South Papua is defined by water. The Digul and Maro rivers and their tributaries carve through lowland rain forests and freshwater swamp forests fed by rainfall from the New Guinea Highlands to the north. Much of the terrain is so waterlogged that land roads barely exist; as of 2023, only two of the four regencies — Merauke and Boven Digoel — are connected by the Trans-Papua Highway. Reaching the capitals of Mappi and Asmat requires a boat or a plane. In Asmat Regency, even the journey from the airport at Ewer to the capital town of Agats requires a speedboat, because there are no roads at all. Rivers in Mappi Regency are choked with tebu rawa, a wild plant resembling sugarcane that grows so densely it blocks navigation, forcing boats to be pushed through by hand while mud accumulates beneath the hull.

Headhunters and Colonizers

Before Europeans arrived, the Marind people lived along the rivers of the Merauke region in groups organized around hunting, gathering, and farming. They were also feared headhunters who traveled by boat along rivers and coasts to raid distant settlements, bringing back severed heads to be preserved and celebrated in their villages. In 1902, the Dutch established a military base near the Maro River to strengthen the border with British New Guinea and suppress headhunting. They named it Merauke. Catholic missionaries followed, and Javanese settlers were brought in to cultivate rice fields. In the 1960s, Indonesia took control of all of Dutch New Guinea, reorganizing the territory. The single Merauke Regency was split into four — Merauke, Mappi, Asmat, and Boven Digoel — on 11 December 2002, and these were reunited under the new South Papua province two decades later.

Ancestors in Wood and Air

The Asmat are renowned internationally for their woodcarving, a practice inseparable from their spiritual life. Carvings are not decorative objects but conduits to the ancestors, crafted from local merbau and nutmeg wood with motifs drawn from nature and daily life. The bisj pole is the most iconic: a pillar of stacked ancestor figures, topped with a wing-like projection, standing more than three meters tall. Other tribes build upward in a different way. The Korowai and Kombai construct treehouses at three levels: near ground level for daily living and ceremonies, between 5 and 15 meters for ordinary dwellings, and the tallest — the rumah pengintai, or lookout houses — at 30 meters or higher, used for surveillance, refuge during attacks, and hiding women during the practice of bride kidnapping.

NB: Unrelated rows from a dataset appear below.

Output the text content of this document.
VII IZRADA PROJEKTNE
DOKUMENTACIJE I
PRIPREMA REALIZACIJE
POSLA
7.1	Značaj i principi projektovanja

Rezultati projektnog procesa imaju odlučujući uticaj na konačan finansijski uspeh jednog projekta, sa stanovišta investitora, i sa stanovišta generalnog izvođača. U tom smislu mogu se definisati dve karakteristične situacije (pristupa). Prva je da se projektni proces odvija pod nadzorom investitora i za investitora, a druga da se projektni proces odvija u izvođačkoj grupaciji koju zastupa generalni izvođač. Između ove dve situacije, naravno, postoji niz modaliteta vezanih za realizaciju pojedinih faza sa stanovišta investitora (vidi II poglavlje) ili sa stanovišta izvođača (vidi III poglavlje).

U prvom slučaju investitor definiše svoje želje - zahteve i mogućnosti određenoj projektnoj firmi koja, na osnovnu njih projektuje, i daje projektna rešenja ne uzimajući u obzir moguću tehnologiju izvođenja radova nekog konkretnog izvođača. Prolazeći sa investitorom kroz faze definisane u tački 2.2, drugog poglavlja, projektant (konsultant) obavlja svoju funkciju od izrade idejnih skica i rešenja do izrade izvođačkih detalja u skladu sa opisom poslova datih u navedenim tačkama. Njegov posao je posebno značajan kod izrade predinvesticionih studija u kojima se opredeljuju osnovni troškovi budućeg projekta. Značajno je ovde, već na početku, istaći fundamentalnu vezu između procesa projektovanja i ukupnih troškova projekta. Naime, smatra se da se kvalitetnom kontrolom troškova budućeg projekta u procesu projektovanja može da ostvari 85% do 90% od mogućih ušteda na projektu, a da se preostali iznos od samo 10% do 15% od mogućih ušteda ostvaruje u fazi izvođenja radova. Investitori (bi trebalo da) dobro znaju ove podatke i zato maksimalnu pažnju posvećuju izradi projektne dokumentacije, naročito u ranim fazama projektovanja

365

Sago, the starchy pith of the sago palm, is the staple food across the province, processed into pancakes, congee called papeda, or baked into lempeng wafers.

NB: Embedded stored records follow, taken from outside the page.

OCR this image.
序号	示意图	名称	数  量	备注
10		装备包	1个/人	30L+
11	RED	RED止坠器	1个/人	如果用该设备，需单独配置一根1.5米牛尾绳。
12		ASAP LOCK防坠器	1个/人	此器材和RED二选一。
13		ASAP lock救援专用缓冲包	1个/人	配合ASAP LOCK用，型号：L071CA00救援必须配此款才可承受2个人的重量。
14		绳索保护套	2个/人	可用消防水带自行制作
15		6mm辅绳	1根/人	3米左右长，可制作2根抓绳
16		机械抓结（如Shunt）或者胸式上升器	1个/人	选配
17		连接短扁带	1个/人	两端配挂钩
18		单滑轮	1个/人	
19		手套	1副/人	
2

The Wallaby Park and the Arafura Sea

South Papua contains Wasur National Park, a Ramsar wetland of international importance where the Trans-Fly savanna and grasslands create an ecosystem unlike anything else in Indonesia. Agile wallabies graze across flooded savannas. Mound-building termites, known locally as musamus, construct towering earthen structures. Birds of paradise display in the forest margins, and magpie geese migrate seasonally from Australia. Offshore, the Arafura Sea holds significant fisheries, though the presence of an estimated 20,000 non-local fishing vessels has marginalized local fishermen. In July 2023, Indonesia's first marine protected area in South Papua was established around Kolepom Island, covering 356,337 hectares. The province's most prized marine product is fish maw — the swim bladder of the croaker fish — which commands prices of approximately 18 million rupiah per kilogram and is exported to Malaysia and Singapore for use in traditional medicine and luxury cuisine.

From the Air

Coordinates: 7.00°S, 140.00°E, in the lowland interior of South Papua. Best viewed from 10,000–20,000 ft where the river systems, swamp forests, and Wasur National Park's savanna create visible contrasts. Nearest airports: WAKK (Merauke/Mopah), WAKT (Tanah Merah). The Trans-Papua Highway is visible as a thin thread along the PNG border between Merauke and Boven Digoel.